Il gip di Catanzaro evidenzia anche «un dato che attesta la spiccata capacità dei sodali di muoversi con estrema facilità e rapidità nei canali del narcotraffico in modo da soddisfare la domanda sul mercato senza alcuna soluzione di continuità. L’associazione traffica prevalentemente cocaina e marijuana e rifornisce di droga anche i gruppi criminali operanti su Paola e zone limitrofe». A ciò si aggiunge «la capacità mostrata da Pietro Calabria e dai suoi principali accoliti di attrezzare l’abitazione a laboratorio per la preparazione e il confezionamento dello stupefacente. Rileva altresì che sempre nei pressi del luogo di dimora la droga veniva occultata». Nel caso di specie, la Dda ha richiamato la videoriprese sulla falegnameria o quelle che attestano l’utilizzo di vasi e barattoli posizionati nei pressi del muro perimetrale al cui interno «Andrea Tundis nascondeva quantitativi di narcotico pronti ad essere rapidamente smerciati».

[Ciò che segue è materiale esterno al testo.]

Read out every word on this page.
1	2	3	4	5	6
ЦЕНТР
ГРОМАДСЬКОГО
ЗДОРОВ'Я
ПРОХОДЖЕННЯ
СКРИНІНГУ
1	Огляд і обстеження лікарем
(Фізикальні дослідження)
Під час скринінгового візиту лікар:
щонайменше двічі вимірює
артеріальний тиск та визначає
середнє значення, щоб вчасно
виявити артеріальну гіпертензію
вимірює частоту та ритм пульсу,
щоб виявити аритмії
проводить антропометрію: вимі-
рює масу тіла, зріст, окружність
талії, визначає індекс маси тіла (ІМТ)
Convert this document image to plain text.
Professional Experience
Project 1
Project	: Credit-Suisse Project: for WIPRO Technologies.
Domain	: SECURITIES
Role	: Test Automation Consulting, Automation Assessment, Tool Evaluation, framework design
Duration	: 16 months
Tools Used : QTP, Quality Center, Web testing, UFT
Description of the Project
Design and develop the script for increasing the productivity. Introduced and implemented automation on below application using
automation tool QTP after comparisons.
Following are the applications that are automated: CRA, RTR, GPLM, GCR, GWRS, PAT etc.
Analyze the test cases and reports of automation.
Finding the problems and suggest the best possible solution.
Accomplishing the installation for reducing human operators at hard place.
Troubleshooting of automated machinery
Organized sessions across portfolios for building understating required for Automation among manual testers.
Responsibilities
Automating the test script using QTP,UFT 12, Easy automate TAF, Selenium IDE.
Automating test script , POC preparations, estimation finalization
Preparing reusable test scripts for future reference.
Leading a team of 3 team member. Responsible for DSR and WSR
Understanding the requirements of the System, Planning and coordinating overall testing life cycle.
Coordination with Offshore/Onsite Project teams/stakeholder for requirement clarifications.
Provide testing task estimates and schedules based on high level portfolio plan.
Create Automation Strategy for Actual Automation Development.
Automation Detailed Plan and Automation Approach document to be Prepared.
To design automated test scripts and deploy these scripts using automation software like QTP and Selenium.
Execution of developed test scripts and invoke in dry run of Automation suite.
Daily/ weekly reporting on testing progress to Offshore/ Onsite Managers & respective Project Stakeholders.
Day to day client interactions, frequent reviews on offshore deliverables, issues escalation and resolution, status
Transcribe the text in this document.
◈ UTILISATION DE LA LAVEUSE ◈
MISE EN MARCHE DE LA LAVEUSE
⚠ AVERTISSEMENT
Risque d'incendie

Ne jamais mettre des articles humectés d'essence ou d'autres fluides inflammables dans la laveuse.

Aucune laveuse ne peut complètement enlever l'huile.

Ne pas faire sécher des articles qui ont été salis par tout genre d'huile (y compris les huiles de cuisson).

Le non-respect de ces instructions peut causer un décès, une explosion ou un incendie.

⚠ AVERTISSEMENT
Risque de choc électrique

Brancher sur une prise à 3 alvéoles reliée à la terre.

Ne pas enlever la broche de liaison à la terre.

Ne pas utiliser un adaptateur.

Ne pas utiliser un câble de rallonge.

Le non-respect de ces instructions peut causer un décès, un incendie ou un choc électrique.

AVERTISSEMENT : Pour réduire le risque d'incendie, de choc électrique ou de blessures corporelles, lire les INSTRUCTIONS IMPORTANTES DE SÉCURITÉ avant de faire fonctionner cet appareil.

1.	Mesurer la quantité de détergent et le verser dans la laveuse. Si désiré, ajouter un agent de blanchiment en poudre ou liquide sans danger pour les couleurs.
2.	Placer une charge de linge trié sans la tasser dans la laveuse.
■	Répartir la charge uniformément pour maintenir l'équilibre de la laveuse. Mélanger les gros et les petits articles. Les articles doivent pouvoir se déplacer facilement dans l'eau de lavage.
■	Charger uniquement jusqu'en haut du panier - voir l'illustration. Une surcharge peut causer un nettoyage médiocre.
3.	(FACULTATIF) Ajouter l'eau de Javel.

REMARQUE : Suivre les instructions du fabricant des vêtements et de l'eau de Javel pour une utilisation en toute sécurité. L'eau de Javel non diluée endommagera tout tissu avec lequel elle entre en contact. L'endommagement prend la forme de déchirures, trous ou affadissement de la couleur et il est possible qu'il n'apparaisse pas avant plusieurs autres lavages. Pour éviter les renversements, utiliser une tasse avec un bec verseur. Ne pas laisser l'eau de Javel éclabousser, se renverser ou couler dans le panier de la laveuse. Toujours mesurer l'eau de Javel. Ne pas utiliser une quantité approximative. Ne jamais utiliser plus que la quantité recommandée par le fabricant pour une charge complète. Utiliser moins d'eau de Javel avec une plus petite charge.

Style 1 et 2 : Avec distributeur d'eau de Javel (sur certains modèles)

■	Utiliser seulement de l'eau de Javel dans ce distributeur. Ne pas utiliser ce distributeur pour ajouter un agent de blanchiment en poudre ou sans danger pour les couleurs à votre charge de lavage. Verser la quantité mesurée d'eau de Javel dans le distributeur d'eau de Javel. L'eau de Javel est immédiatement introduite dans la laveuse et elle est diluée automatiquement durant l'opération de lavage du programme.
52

La contabilità e la vendita “a credito”

Per ritenere sussistente la gravità indiziaria, il gip De Salvatore ha preso atto che il gruppo dei Calabria avrebbe tenuto un registro per la contabilità che sarebbe «comprovato dalle intercettazioni da cui risulta che gli organizzatori del gruppo erano soliti segnare i nomi degli acquirenti e i debiti di volta in volta accumulati. Si tratta di un dato particolarmente significativo ed espressivo di un’attività svolta in modo professionale nonché rivolta a garantire una stabile fonte di reddito incompatibile dunque con una dedizione allo spaccio meramente occasionale». Inoltre il gip di Catanzaro ha rilevato «la tendenza del gruppo di vendere stupefacenti a credito, indicativa di un’ampia disponibilità di droga e di una capacità di tenere sotto controllo tutti i debitori, tanto quelli assuntori quanto i demoltiplicatori che dovevano comunque rendere conto ai maggiorenti delle forniture che ricevevano e dei proventi che traevano dalla successiva rivendita».

Solidarietà tra gli associati

«Le intercettazioni ambientali dimostrano che i sodali erano in grado di sostituirsi nello spaccio nei momenti di bisogno, come avvenuto nel caso in cui Emanuele Tundis agiva seguendo le direttive del fratello impossibilitato. I vari accoliti erano inoltre considerati tutti equivalenti punti di riferimento nello spaccio: si consideri infatti che in molti casi gli acquirenti erano clienti indifferentemente di più componenti del gruppo». E infine, «il collegamento con l’associazione mafiosa» sarebbe «comprovato dal dato della partecipazione al sodalizio dedito al narcotraffico anche degli stessi maggiorenti della consorteria criminale mafiosa. Ciò è indicativo del fatto che l’organizzazione in esame altro non è che una propaggine della cosca di ‘ndrangheta Calabria-Tundis per la quale il settore del narcotraffico rappresenta un core business». In conclusione, «la potenzialità offensiva espressa dall’associazione», secondo il gip «va ben al di là del “piccolo spaccio”».